Q&A with Professor Barbara Masser

Professor Masser teaches within UQ's School of Psychology
1. What kind of innovative teaching and learning practices do you incorporate?

I emphasise learning experiences that will transform students from observers to do-ers, allowing them to practise what they have learned, hone their skills, and develop the confidence they need to perform as professionals in and beyond the university context.  

In my current course co-taught with Associate Professor McKimmie (PSYC2361 - The Psychology of Criminal Justice) we use the drama we filmed for our edX course Crime 101x to provide an engaging narrative context for students to learn in as they try to work out Who killed Janine Jenker? In this course we ask students engage in assessment tasks that capitalise on effective learning strategies. Using a ‘flipped classroom’ format each week our students watch the crime drama, the lecture content and complete some of their assessment before attending a 3-hour workshop. We provide regular meaningful assessment tasks to ensure class attendance because being in class while learning, aids learning and further enables peer learning. In class, our students apply their theoretical and conceptual understanding of psychology to enhance the investigation into the murder of Janine Jenker. Students practise what they learnt in the lecture content, hone their skills, and develop confidence in knowing how to apply what they know.

2. How do you hope to influence the student experience at UQ?

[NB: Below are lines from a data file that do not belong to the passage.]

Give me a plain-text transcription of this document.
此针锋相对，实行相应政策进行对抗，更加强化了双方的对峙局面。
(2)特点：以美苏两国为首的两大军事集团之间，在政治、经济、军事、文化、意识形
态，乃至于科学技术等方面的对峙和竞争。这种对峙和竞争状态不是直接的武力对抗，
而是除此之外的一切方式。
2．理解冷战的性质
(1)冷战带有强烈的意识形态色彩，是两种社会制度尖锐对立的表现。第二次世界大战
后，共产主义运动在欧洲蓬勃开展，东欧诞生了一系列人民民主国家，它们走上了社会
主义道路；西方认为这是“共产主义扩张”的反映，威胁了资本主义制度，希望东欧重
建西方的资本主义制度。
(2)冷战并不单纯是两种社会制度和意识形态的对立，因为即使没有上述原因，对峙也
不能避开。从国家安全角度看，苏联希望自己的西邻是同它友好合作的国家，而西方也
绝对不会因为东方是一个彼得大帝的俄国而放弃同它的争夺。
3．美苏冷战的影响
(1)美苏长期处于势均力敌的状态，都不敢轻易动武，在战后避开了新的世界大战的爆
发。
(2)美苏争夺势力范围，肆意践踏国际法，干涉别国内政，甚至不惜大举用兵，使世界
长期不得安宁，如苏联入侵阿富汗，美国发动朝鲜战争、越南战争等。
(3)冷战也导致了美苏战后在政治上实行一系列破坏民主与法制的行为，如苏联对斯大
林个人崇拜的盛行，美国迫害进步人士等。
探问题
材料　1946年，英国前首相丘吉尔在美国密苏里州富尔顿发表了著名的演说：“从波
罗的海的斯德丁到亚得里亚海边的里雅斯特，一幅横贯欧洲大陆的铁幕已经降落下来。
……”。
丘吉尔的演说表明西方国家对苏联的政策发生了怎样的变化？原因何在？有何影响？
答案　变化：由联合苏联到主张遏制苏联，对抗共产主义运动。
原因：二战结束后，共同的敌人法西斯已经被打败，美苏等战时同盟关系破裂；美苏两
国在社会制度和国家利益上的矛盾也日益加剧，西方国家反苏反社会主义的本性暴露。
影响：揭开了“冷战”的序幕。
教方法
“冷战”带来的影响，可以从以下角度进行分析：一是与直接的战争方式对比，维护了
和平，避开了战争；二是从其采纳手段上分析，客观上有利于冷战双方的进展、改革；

Traditionally our approach to training in psychology emphasises theoretical and conceptual understanding augmented with extensive instruction in methodology and statistics. I aim to enhance this by providing students with feedback and learning support that enables them to move beyond knowing what they know to learning how to use that knowledge. I hope that this results in students graduating from UQ confident both in what they know but also how to apply it.

3. What do you enjoy about teaching students?

Two things equally - the ‘aha’ moments when students understand the potential of what they have learnt to make a real difference in the world and the fresh perspectives that students bring to content that allow me to see something I thought I knew about from a completely different angle.

4. What are your career highlights so far?

Winning the 2018 edX Prize for Exceptional Contributions in Online Teaching and Learning with Associate Professor McKimmie and Professor Horswill was pretty amazing! However I get an immense kick when students write to tell me how they have used the skills that they learnt with me (and others) in their post UQ lives!